The format conversion transform is applied separately to the train/val splits using DVC foreach stages

After running:

dvc repro

You can add, commit and push those changes:

git add dvc.yaml dvc.lock results/data/
git commit -m "Applied coco_to_mmsegmentation to COCO_ANIMALS"
git push

Open a pull request, link it to the issue using keywords, and fill the corresponding data/transform section.

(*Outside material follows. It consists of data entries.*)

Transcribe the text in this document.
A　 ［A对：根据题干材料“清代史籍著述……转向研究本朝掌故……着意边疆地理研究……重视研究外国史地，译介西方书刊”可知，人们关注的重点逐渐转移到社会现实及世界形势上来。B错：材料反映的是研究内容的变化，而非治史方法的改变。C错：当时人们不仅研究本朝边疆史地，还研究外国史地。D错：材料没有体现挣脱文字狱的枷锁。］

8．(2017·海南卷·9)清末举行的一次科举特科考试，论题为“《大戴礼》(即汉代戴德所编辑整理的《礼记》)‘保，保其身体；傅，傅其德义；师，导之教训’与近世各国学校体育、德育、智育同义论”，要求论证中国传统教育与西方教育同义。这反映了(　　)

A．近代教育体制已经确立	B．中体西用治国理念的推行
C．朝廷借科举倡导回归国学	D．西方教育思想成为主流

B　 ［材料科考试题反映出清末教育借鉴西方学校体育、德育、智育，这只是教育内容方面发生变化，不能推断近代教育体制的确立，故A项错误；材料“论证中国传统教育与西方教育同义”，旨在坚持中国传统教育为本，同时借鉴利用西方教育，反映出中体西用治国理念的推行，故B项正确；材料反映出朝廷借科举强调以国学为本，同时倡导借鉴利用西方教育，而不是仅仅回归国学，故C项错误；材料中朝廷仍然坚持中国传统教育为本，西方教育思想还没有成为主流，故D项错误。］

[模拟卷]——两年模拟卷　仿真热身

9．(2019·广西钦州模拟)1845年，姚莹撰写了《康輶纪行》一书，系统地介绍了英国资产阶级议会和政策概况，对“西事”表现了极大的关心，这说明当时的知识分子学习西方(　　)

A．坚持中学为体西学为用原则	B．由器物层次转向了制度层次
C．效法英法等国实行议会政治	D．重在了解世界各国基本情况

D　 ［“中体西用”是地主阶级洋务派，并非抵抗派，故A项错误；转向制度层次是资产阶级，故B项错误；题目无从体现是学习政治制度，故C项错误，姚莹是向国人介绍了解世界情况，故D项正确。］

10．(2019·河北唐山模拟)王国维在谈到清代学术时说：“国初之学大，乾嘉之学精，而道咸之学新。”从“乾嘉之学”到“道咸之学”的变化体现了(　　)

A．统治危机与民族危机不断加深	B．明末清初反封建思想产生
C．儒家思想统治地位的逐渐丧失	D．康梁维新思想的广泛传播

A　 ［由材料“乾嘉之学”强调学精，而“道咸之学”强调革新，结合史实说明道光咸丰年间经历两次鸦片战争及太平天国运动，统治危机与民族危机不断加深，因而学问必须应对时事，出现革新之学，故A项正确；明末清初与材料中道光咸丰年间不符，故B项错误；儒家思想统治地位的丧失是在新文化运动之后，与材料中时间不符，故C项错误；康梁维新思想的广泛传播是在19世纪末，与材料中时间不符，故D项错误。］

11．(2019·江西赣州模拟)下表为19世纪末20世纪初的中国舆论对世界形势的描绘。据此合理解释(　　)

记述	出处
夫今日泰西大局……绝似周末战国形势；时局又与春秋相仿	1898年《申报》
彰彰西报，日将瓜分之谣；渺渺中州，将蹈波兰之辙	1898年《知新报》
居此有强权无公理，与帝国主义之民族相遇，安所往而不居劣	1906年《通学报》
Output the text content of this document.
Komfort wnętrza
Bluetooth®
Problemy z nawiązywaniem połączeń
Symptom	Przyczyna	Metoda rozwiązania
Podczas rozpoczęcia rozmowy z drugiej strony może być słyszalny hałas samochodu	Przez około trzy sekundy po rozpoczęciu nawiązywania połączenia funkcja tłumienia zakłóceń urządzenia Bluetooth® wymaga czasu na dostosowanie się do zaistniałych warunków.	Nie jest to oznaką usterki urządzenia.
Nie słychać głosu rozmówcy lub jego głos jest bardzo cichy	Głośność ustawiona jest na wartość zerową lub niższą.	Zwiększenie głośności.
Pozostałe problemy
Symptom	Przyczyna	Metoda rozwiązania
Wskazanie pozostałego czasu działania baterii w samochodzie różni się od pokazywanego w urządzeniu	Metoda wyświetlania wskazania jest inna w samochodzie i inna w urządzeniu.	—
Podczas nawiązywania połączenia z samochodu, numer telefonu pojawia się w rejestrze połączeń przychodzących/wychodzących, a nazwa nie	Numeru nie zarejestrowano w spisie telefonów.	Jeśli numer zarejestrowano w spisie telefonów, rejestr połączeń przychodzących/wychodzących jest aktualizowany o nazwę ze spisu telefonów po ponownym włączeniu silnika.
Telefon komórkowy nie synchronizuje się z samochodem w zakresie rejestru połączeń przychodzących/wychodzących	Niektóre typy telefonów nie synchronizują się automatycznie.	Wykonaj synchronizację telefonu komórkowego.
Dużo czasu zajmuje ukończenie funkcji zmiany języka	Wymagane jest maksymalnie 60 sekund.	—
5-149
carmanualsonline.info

Exploring pipeline with dvc dag

As you might have noticed, the contents of dvc.yaml are rapidly growing; DVC includes a tool for easily visualizing the complete pipeline:

dvc dag

Example output:

+------------------------+
| import-EXAMPLE_DATASET |
+------------------------+
                    +----------------------------------------------+  
                    | results/data/import/EXAMPLE_DATASET.json.dvc |  
                    +----------------------------------------------+  
                          *****                         *****  
                     *****                                   *****  
                  ***                                             ***  
+-------------------------+                           +-------------------------------------+  
| explore-EXAMPLE_DATASET |                           | data-property_split-EXAMPLE_DATASET |  
+-------------------------+                           +-------------------------------------+  
                                                   *******                                *******  
                                             ******                                              ******  
                                         ****                                                          ****  
        +---------------------------------------------------+                           +-------------------------------------------------+
        | data-coco_to_mmsegmentation-EXAMPLE_DATASET_train |                           | data-coco_to_mmsegmentation-EXAMPLE_DATASET_val |
        +---------------------------------------------------+                           +-------------------------------------------------+

Note

When needed, you can open data/explore issues and include those stages in the pipeline for exploring intermediate results of transforms.